August’s polls were reportedly the world’s second most expensive, costing nearly USD 480 million
A ROBUST TECHNOLOGY-DRIVEN ECONOMY UNABLE TO SHAKE OFF CORRUPTION
Fears of instability, and the unexpectedly prolonged political uncertainty, are expected to slow Kenya’s economic growth in the short term. Shares on Nairobi’s Securities Exchange dropped 2% following the Court’s ruling. Nevertheless, Kenya’s economy remains well positioned, not having suffered the same weak growth as the region’s largest energy exporters. GDP growth was nearly 6% in 2016, in comparison with the sub-Saharan Africa average of 1.3%, and is forecast by the IMF to remain strong, averaging 5.9% annually between 2017 and 2021. Challenges remain in reducing Kenya’s fiscal deficit, estimated to be 8.3% in the fiscal year to June 2017, and in mitigating the effects of drought in northern Kenya; however, the government reports to have secured lending to meet its borrowing plans of around USD 1.5 billion for 2016-17, and a potential Eurobond issuance in late 2017 indicates that investors remain confident of Kenya’s prospects.

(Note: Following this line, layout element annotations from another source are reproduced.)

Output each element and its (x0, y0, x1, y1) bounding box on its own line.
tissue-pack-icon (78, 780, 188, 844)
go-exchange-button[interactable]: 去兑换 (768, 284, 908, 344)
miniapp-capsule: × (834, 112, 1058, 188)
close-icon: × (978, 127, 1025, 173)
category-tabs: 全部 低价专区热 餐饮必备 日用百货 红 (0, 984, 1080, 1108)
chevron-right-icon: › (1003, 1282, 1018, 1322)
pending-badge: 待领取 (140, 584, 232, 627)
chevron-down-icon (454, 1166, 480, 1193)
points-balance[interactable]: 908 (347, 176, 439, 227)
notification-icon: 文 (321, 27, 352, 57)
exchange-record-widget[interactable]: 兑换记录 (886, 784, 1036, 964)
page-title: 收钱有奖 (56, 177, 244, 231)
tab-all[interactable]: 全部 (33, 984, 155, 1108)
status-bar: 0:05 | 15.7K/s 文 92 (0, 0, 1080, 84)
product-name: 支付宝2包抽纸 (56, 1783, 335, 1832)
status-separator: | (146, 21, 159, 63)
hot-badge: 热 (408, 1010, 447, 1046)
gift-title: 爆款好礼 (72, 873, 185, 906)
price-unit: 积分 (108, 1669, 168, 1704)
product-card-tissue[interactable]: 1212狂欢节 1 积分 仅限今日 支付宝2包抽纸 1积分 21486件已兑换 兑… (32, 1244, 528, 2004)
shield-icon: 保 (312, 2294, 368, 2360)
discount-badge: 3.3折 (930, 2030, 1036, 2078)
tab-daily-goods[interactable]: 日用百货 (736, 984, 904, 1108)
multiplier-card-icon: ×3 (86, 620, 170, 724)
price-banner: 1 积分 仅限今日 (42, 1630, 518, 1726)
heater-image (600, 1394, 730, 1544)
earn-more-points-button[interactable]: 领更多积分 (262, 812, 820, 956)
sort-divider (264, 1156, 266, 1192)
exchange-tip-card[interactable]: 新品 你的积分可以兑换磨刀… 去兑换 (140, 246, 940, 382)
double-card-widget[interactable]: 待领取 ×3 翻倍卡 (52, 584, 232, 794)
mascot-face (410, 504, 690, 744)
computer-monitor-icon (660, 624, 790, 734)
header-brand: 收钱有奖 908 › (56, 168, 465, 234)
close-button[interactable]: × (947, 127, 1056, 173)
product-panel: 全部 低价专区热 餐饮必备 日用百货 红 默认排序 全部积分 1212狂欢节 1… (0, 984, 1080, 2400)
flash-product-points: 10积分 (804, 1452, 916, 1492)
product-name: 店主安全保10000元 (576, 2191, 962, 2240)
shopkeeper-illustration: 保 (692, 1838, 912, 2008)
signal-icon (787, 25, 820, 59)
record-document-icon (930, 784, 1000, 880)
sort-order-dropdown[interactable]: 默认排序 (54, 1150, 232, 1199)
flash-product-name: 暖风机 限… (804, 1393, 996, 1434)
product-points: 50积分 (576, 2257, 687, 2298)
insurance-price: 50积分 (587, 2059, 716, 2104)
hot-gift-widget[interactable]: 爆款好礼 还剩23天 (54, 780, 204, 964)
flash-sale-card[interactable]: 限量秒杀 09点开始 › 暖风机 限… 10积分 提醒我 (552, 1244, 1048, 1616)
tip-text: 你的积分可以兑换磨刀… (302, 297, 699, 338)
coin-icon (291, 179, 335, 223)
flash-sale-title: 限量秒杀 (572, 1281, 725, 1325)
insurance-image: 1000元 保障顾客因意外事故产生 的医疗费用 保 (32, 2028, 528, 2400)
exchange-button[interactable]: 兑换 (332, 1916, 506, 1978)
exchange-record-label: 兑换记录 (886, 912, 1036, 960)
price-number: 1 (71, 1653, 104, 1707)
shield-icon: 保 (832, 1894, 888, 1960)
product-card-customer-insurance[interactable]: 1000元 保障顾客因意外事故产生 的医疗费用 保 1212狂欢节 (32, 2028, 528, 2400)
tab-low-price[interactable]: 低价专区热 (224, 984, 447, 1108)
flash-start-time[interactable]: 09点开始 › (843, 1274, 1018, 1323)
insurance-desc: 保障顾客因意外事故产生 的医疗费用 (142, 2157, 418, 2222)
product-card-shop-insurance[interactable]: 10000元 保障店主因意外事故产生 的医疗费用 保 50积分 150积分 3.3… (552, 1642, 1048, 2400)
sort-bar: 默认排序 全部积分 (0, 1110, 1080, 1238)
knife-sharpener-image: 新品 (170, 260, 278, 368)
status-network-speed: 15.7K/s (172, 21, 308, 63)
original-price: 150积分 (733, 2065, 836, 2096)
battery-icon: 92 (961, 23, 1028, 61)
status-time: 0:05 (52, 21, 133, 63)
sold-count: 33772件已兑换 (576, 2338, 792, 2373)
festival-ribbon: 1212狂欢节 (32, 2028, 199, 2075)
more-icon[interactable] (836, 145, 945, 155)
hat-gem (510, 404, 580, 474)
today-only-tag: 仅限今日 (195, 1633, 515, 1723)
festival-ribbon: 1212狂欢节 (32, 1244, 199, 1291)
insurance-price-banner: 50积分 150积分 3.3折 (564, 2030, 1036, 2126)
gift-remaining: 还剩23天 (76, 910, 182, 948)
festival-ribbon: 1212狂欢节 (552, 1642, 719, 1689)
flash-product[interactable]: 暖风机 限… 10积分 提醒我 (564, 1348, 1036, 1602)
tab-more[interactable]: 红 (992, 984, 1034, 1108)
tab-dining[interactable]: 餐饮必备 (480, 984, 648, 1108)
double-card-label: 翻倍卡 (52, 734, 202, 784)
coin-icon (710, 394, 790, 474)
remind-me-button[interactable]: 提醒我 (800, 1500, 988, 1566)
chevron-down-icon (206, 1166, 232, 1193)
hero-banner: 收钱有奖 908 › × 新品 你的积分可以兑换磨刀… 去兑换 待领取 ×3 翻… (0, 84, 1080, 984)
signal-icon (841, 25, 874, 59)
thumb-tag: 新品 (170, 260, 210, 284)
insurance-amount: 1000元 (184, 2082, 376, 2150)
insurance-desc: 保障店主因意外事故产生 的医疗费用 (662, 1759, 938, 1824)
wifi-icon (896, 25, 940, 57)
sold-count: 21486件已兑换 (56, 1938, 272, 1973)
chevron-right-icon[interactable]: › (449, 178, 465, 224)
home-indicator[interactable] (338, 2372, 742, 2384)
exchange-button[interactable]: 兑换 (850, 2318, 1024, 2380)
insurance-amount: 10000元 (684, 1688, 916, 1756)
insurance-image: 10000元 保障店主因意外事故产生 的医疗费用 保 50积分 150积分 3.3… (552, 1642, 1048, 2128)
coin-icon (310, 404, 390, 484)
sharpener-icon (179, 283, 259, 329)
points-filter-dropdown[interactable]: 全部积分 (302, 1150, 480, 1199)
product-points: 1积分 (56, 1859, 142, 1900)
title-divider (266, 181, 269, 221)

Part of this economic confidence can be attributed to Kenya’s enthusiastic embrace of technology, leading to its label as Africa’s ‘Silicon Savannah’, and its production of such innovations as M-Pesa, now the world’s largest mobile payment system, and M-Akiba, soon to be the world’s first sovereign bond sold exclusively through mobile platforms. This phenomenon was reflected in the election: the August poll was Kenya’s most technology-driven yet, from the use of biometric voter registration to eliminate ‘ghost’ voters, to the transmission of results from polling stations via mobile phones. Technology even played a part in the Supreme Court’s ruling, when Chief Justice David Maraga pointed to the IEBC’s failure to use both an electronic transmission system to relay vote records, and a public portal for tallying the results.
Fears of instability, and the unexpectedly prolonged political uncertainty, are expected to slow Kenya’s economic growth.
Yet there was a darker side to this high-tech democratic exercise, with the murder of the IEBC’s head of technology prior to the vote. Kenya’s economic vibrancy is likewise marred by its Achilles heel: endemic corruption. The Supreme Court judgement sends a powerful message to Kenya’s governing class that the judiciary is prepared to stand up to the executive, but Kenya has a long way to go in tackling graft. Tentative progress has been made in recent years: in 2016, Kenya signed up to the East African Community Code of Conduct for Ethical Business Practices, and its Parliament passed the Kenya Bribery Bill, which criminalised facilitation payments, and established rules for gifts that public officials can accept. Yet enforcement is weak and trials rarely result in prosecutions. Although the government has brought corruption charges against several high-ranking individuals since 2015, President Kenyatta’s inner circle remains untouched. In the latest scandal, in May, the US Embassy in Kenya suspended USD21 million in aid through Kenya’s Ministry of Health, citing concerns of corruption and weak accounting procedures. The next weeks and months will be crucial for Kenya. How the country responds to the Supreme Court decision, both politically and economically, will determine whether Kenya can conquer its challenges of insecurity and corruption.